Yesterday, a federal judge ruled that two Qualcomm (QCOM) patents for video compression where not enforceable because the company "deliberately concealed the patents from a standards-setting group,", according to The Wall Street Journal. The court also said that the company had made false statements during the trial.
Arrogant or stupid, it is costing Qualcommi investors the future of the company.
Yesterday, Nokia (NOK), Qualcomm’s largest customer, said it would begin to buy chips from Broadcom. Verizon Wireless has already announced a licensing deal with BRCM to get around import restrictions due to the ITC ruling.

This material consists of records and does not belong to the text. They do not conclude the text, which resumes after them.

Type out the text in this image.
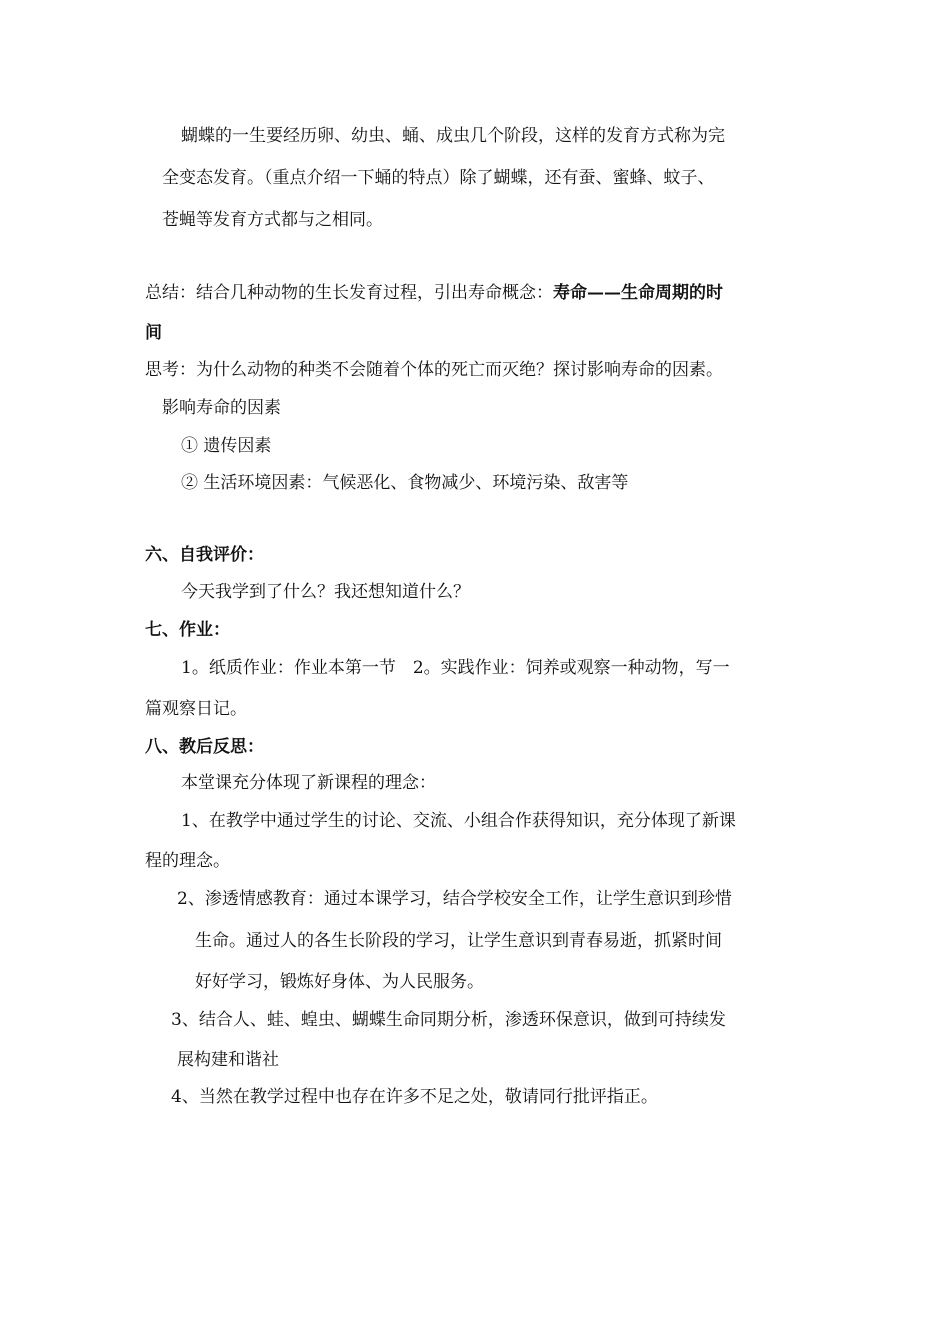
蝴蝶的一生要经历卵、幼虫、蛹、成虫几个阶段，这样的发育方式称为完
全变态发育。（重点介绍一下蛹的特点）除了蝴蝶，还有蚕、蜜蜂、蚊子、
苍蝇等发育方式都与之相同。
总结：结合几种动物的生长发育过程，引出寿命概念：寿命——生命周期的时
间
思考：为什么动物的种类不会随着个体的死亡而灭绝？探讨影响寿命的因素。
影响寿命的因素
① 遗传因素
② 生活环境因素：气候恶化、食物减少、环境污染、敌害等
六、自我评价：
今天我学到了什么？我还想知道什么？
七、作业：
1。纸质作业：作业本第一节　2。实践作业：饲养或观察一种动物，写一
篇观察日记。
八、教后反思：
本堂课充分体现了新课程的理念：
1、在教学中通过学生的讨论、交流、小组合作获得知识，充分体现了新课
程的理念。
2、渗透情感教育：通过本课学习，结合学校安全工作，让学生意识到珍惜
生命。通过人的各生长阶段的学习，让学生意识到青春易逝，抓紧时间
好好学习，锻炼好身体、为人民服务。
3、结合人、蛙、蝗虫、蝴蝶生命同期分析，渗透环保意识，做到可持续发
展构建和谐社
4、当然在教学过程中也存在许多不足之处，敬请同行批评指正。
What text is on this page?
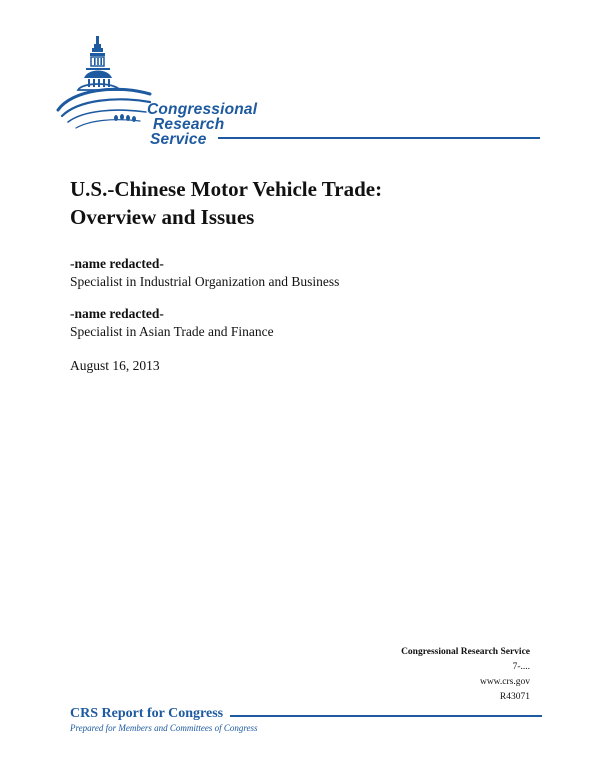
Congressional
Research
Service
U.S.-Chinese Motor Vehicle Trade:
Overview and Issues
-name redacted-
Specialist in Industrial Organization and Business
-name redacted-
Specialist in Asian Trade and Finance
August 16, 2013
Congressional Research Service
7-....
www.crs.gov
R43071
CRS Report for Congress
Prepared for Members and Committees of Congress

Much of this could have been avoided. Nokia’s license with Qualcomm came up for renewal in early April. It is still an open issue. The fact that Qualcomm would not nail down such a critical piece of business borders on irresponsibility. Qualcomm has also had the chance to license Broadcom technology and avoid legal actions that have damaged its ability to do business. Qualcomm’s actions have also alienated handset companies and carriers who need new phones to drive their businesses.
Investors are beginning to pay a price. Over the last year, Broadcom’s stock is up 40% to Qualcomm’s 20%, but over the last month, Qualcomm’s shares are down 7% and Broadcom’s are up 5%.
And, that is going to get worse for the Qualcomm holders.